Sus ojos tenían una mezcla de burla y desconfianza:
—Me has mentido tantas veces. Dime, ¿piensas que todavía puedo creerte?
—¡Es verdad! —dije, llorando desesperada.
—Ahora me tienes vigilada, no puedo hacer nada sin tu permiso.
—¿Quién sabe?
Mateo me contestó con voz baja, sin emoción:
—Siempre has sido mentirosa. Nunca te comportas. ¿Quién dice que, si sales, no lo intentas otra vez?
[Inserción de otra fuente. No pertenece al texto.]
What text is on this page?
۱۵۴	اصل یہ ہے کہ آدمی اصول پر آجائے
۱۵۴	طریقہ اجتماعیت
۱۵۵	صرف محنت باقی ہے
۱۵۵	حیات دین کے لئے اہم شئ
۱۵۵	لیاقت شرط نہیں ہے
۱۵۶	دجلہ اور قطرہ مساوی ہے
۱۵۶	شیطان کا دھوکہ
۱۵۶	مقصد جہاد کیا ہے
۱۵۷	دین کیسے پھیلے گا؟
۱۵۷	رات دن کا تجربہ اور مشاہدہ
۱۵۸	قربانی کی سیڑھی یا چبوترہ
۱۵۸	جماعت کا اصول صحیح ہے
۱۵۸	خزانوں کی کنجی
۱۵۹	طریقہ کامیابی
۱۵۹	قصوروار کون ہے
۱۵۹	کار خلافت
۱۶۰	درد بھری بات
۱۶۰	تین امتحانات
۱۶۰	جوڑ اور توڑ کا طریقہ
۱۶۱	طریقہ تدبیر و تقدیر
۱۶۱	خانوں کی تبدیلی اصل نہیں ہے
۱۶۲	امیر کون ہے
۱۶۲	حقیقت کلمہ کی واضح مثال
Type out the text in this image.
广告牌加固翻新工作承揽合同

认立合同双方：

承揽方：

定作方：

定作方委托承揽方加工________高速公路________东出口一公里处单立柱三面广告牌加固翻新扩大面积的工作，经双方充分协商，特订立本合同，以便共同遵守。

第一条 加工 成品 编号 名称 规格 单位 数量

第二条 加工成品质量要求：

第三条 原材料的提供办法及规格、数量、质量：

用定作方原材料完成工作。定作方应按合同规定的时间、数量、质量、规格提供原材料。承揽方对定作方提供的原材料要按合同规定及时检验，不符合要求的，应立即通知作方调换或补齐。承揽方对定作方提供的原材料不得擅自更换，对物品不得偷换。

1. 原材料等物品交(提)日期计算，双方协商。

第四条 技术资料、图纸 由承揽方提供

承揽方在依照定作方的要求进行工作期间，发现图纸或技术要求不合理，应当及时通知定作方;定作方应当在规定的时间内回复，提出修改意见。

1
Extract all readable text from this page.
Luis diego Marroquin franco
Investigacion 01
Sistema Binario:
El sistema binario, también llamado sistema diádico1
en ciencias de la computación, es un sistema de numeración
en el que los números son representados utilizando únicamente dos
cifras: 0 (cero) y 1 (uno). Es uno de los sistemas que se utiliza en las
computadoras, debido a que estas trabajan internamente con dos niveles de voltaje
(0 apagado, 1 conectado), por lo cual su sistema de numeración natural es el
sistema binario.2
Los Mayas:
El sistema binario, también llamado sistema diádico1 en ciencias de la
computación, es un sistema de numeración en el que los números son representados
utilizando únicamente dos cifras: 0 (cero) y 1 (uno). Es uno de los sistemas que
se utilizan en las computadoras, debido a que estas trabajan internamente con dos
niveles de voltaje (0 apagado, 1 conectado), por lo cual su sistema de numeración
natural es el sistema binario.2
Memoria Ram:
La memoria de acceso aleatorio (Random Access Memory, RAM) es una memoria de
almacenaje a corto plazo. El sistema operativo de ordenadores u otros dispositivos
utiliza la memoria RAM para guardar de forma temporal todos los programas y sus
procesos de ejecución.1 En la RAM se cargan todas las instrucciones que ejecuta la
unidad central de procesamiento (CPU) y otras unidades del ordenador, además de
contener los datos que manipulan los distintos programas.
Se levantó y, sin apurarse, empezó a acomodarse la bata que yo le había aflojado antes.
Bajó la mirada hacia mí, sin mostrar ninguna emoción. La pasión que le brillaba en los ojos ya había desaparecido.
Me miró, con una sonrisa burlona:
—¿Quieres algo de mí y por eso vienes a complacerme? Qué fácil te crees que soy, ¿no, Aurora?
Apreté el borde de la alfombra con los dedos, clavándole la mirada con rabia.
Pensaba que si lo complacía, si le daba gusto, me dejaría salir.
Pero, otra vez, me ilusioné yo sola.
Cuando alguien te desprecia de verdad, no le queda ni un poquito de compasión.